In Anknüpfung an die von ihr im Rahmen des Potsdamer Seminars getroffene Feststellung, dass für den Lebensraumtyp 3260 (Flüsse der planaren bis montanen Stufe) noch bundesweit Nachuntersuchungen notwendig sind und die Fischart der Groppe in den deutschen Habitatmeldungen bisher noch unterrepräsentiert ist, lässt die EU-Kommission in ihrer Äußerung vom 3. November 2003 allerdings durchblicken, dass die Leine insoweit möglicherweise FFH-würdig ist. Aber selbst wenn unterstellt wird, dass in der von der EU-Kommission bezeichneten Richtung Nachmeldebedarf
besteht, richtet das FFH-Recht kein unüberwindliches Hindernis auf. Nach der Rechtsprechung des Senats unterliegen potenzielle FFH-Gebiete, die über nicht prioritäre Lebensraumtypen oder Arten verfügen, keiner Veränderungssperre, die einer Vorwegnahme des Art. 6 Abs. 2 FFH-RL gleichkommt.

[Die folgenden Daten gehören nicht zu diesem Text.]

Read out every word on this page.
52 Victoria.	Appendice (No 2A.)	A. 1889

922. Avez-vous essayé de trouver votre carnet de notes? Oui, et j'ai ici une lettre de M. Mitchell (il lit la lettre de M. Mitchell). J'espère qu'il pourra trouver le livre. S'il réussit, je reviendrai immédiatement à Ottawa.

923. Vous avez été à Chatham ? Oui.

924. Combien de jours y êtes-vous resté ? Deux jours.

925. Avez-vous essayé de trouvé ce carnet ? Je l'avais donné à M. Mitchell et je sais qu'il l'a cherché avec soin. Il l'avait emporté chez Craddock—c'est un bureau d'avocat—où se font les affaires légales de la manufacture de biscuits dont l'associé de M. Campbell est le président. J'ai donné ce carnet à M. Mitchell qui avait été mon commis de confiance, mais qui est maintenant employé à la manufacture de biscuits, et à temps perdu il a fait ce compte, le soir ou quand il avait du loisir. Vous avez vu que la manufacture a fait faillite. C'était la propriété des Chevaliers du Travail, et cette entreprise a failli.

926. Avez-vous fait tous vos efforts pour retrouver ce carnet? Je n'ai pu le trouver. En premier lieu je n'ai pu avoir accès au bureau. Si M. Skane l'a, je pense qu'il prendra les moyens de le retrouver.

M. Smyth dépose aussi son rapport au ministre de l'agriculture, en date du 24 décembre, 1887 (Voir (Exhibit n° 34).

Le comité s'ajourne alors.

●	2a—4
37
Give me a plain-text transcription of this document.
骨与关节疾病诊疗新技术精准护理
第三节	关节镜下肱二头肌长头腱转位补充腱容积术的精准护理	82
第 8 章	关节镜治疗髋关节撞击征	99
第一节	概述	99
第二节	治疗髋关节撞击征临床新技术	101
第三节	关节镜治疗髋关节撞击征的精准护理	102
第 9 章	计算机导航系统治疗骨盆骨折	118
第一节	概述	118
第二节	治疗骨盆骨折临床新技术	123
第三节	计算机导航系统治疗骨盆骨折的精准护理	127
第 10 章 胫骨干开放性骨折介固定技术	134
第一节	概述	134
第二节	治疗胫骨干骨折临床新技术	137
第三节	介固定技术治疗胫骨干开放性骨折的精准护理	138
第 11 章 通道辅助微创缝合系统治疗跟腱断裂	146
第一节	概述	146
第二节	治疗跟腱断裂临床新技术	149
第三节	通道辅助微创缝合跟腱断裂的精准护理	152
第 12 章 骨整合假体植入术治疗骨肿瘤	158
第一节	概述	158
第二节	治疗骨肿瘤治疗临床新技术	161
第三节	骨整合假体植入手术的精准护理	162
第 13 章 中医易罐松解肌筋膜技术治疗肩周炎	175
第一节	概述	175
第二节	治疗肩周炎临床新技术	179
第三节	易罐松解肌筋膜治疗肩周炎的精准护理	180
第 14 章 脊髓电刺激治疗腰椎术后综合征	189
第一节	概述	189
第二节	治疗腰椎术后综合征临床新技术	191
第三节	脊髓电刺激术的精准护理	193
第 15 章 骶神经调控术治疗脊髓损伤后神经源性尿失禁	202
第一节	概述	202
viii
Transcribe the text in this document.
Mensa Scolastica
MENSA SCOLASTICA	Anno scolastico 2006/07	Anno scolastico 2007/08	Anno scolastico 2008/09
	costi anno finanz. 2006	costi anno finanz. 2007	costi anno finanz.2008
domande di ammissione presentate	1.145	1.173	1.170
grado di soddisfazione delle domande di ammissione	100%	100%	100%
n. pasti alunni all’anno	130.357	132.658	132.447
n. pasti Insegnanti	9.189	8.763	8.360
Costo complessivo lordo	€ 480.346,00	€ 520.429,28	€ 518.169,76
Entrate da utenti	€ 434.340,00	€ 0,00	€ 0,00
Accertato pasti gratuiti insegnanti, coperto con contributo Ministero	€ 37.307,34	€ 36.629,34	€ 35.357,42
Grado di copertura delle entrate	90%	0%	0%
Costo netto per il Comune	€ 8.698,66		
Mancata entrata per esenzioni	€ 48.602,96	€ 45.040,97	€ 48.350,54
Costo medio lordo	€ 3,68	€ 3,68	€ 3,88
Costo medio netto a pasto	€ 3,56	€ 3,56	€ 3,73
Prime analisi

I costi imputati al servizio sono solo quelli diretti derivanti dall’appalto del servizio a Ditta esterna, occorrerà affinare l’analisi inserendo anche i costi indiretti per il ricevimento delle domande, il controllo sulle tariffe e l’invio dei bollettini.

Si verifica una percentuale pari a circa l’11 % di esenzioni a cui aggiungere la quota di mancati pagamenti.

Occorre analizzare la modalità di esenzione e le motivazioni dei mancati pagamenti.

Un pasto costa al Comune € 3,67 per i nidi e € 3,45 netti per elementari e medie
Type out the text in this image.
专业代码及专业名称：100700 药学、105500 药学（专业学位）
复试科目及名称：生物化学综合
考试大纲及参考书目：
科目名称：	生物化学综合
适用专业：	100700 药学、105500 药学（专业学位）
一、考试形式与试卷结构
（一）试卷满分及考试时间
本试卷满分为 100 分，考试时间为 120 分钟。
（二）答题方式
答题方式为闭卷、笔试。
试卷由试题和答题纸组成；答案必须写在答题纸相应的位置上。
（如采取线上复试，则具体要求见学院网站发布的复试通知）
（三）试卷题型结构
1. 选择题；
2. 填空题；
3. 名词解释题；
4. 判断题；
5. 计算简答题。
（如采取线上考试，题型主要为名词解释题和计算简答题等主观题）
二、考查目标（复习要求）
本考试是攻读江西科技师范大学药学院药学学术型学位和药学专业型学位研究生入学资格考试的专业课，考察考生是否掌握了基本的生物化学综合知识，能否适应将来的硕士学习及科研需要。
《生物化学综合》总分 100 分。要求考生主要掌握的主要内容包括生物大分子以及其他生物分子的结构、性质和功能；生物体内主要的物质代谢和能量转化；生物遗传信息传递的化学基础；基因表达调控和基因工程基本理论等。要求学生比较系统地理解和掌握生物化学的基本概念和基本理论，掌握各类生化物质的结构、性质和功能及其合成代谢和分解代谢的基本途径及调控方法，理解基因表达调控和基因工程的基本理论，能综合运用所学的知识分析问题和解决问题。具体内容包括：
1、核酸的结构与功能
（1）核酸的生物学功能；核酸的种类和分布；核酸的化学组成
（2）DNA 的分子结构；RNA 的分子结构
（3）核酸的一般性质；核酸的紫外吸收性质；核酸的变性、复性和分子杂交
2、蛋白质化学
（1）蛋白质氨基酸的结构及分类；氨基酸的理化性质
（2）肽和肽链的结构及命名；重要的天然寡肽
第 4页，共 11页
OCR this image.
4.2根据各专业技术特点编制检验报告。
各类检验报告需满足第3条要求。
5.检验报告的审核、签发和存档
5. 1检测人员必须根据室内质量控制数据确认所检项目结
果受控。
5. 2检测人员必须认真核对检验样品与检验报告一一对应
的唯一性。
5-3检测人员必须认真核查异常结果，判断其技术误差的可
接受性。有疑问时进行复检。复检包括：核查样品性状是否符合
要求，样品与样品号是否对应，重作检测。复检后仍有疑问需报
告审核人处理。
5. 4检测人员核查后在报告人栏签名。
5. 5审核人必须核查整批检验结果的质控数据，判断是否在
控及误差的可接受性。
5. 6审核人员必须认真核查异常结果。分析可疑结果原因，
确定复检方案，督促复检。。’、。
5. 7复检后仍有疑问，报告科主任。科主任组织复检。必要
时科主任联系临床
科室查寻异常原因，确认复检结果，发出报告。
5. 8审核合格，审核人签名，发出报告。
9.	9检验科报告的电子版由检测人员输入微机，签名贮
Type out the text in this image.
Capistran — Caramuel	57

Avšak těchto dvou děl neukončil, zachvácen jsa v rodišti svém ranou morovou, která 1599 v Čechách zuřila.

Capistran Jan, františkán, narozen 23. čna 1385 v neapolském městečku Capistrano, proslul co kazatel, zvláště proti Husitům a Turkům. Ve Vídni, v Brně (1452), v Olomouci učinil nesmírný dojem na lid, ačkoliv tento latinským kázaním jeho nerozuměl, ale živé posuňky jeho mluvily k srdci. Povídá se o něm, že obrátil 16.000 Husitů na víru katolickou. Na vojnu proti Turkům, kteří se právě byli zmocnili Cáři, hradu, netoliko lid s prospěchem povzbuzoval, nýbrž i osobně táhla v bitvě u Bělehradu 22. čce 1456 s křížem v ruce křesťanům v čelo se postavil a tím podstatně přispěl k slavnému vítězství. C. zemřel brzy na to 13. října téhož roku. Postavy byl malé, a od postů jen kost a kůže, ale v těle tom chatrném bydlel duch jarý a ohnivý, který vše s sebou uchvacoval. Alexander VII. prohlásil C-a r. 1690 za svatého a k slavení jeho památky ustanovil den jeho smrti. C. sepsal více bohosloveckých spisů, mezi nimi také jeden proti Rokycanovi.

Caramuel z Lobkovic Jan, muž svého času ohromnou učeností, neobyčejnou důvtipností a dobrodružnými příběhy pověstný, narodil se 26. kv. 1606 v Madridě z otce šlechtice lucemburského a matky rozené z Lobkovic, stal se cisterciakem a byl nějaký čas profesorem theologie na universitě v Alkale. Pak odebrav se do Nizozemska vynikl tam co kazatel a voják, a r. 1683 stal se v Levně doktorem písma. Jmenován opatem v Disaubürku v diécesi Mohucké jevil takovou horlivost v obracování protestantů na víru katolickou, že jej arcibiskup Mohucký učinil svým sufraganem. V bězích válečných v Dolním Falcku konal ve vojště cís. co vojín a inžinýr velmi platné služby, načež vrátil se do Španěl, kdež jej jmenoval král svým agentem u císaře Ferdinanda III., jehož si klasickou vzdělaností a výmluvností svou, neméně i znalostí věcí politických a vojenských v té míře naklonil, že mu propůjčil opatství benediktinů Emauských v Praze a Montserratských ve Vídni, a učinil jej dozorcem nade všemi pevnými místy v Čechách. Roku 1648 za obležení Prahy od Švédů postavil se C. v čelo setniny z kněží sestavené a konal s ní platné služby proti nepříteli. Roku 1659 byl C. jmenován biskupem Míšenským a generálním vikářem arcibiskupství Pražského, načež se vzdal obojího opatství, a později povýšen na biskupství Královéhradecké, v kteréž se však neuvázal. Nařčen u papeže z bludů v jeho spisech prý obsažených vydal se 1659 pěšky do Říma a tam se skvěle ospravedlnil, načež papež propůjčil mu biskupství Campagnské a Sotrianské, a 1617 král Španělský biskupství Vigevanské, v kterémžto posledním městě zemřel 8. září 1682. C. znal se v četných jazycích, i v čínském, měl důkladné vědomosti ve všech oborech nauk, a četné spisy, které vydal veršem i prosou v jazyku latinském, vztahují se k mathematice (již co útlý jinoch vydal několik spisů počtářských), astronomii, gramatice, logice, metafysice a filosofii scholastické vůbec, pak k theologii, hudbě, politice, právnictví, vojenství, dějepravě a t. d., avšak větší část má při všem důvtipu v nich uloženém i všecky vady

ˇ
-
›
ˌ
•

Vielmehr gebietet das Gemeinschaftsrecht lediglich ein Schutzregime, durch das verhindert wird, dass Gebiete, deren Schutzwürdigkeit nach der FFH-Richtlinie auf der Hand liegt, zerstört oder anderweitig so nachhaltig beeinträchtigt werden, dass sie für eine Meldung nicht mehr in Betracht kommen (vgl. BVerwG, Urteile vom 27. Oktober 2000 – BVerwG 4 A 18.99 – a.a.O. und vom 17. Mai 2002 – BVerwG 4 A 28.01 – BVerwGE 116, 254). Durch die geplante Straßenbaumaßnahme wird die Leine als Lebensraumtyp und als Habitat für die Groppe nicht derart entwertet, dass sie aus dem Kreis der meldefähigen Gebiete ausscheidet. Die allenfalls maßgeblichen Erhaltungsziele werden nicht ernsthaft in Frage gestellt. Die Leine als Gewässer und als Habitat der Groppe wird kaum nennenswert tangiert, da sie mit einer gut 47 m weiten Brücke überspannt wird. Der Bereich des Flussbettes wird nicht unmittelbar in Anspruch genommen. Ausbaumaßnahmen am Gewässer sind nicht geplant. Abgesehen von den zwei Stützpfeilerreihen bleiben die Uferrandstreifen frei von Bebauung. Zwar kann nicht ausgeschlossen werden, dass es während der Bauphase zu Einträgen kommt, die dazu führen, dass sich die Gewässerqualität im Umfeld der Baustelle verschlechtert. Diese zeitlich und örtlich beschränkten nachteiligen Einwirkungen lassen es jedoch als fern liegende Befürchtung erscheinen, dass der Oberlauf der Leine als Gesamtökosystem spürbar in Mitleidenschaft gezogen wird.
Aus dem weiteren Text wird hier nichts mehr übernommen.